Um sonho perfeito
Cléo Farias de Araújo
Certa vez, cheguei em casa, depois de um estafante dia de trabalho. Tomei banho e fiz um lanche bem leve, pois o cansaço não permitiria que eu ingerisse outro tipo de alimento. Coloquei a cadeira no terreiro para escutar rádio, como faço ritualisticamente, máxime nas noites de verão. Ali no terreiro, pegando aquela brisa-prenúncio de maré enchendo, rapidamente adormeci.

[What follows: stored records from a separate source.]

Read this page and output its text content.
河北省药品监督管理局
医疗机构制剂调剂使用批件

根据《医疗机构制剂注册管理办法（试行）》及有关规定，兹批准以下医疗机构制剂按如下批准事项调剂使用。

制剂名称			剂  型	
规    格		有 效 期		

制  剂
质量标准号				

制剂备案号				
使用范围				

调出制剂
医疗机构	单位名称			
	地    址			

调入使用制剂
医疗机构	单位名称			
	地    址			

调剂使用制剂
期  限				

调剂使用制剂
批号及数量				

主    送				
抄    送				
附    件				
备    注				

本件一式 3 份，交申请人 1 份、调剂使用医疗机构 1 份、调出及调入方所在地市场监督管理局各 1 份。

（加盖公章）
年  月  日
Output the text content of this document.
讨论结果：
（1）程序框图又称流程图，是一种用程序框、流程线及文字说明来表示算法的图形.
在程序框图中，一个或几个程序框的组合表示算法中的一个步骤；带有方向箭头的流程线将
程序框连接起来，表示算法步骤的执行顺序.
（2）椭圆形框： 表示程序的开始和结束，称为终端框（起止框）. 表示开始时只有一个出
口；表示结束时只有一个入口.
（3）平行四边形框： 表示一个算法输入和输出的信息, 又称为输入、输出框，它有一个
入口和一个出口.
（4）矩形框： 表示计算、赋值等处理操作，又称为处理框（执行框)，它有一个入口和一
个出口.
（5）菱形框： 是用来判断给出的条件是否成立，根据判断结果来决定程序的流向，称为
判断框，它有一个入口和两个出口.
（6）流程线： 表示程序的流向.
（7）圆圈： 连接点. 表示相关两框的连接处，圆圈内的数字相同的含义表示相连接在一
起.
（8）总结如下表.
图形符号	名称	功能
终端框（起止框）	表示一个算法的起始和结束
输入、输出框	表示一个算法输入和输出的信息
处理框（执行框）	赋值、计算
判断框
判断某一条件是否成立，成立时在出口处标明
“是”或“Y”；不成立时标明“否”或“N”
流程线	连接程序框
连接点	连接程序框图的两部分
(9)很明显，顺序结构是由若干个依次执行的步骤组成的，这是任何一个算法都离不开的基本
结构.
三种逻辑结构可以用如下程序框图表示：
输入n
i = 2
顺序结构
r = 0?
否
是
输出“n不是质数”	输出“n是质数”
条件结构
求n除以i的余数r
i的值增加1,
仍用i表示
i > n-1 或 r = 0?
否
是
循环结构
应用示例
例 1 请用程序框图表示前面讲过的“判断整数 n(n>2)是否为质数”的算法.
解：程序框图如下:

O sono foi seguindo suas etapas, a ponto de me conduzir a um sonho.
O estado mental, comandado pela mente inconsciente, me levou a um lugar onde as casas, bem feitas e pintadas em cores harmoniosas, obedeciam ao limite de cada terreno, sem puxadinhas, sem invasões ao passeio público;
Cada morador se esmerava em fazer sua cerquinha mais bem elaborada que a do vizinho, sem, contudo, ser uma competição—apenas pelo prazer de bem-fazer;
Havia calçadas, estas, com árvores, muitas delas frutíferas, proporcionando um agradável clima; o vento circulava alegremente, pois as cercas não alcançavam mais que um metro e meio de altura;
As ruas eram bem pavimentadas, havendo lugar para pedestres e ciclistas; as luminárias eram bem dispostas no espaço reservado a elas;
Enquanto casais de namorados faziam juras de eterno amor, o riso das crianças era sentido, secundando cada etapa das brincadeiras;
Os guardas noturnos e demais policiais faziam sua ronda e se dispunham a ajudar elegantemente quem precisasse de seu auxílio;
Embora não existisse o bolsa-família, não havia evasão escolar, pois os pais orientavam os filhos para a certeza da vitória pessoal, através do estudo. Crianças na rua? Só se fosse por conta do ir-vir da escola, fazendo um mandado para os pais ou pra ir à missa ou mesmo a um divertimento, mas consentido e monitorado pelos pais.
As maiores autoridade do lugar eram: o delegado, o padre, a professora, o médico e a enfermeira.
O lazer era sadio, composto de bailes nos clubes, esportes e brincadeiras diversas.
Nos clubes locais, cada plantel possuía um gênio e vários craques.
Rios e igarapés, sem qualquer poluição, dispunham diversão e ganha-pão aos moradores e os pássaros faziam sua maravilhosa sinfonia, passeando de um galho para outro, nas abundantes árvores daquele local;
Era possível ouvir o piu-í do trenzinho, que passava britanicamente, transportando realidades e sonhos da cidade para a colônia e vice-versa. Tudo era perfeito!
Acordei com a canção do John Lennon, tocando no rádio, justamente na parte em que ele diz: “posso ser um sonhador, mas não sou o único”.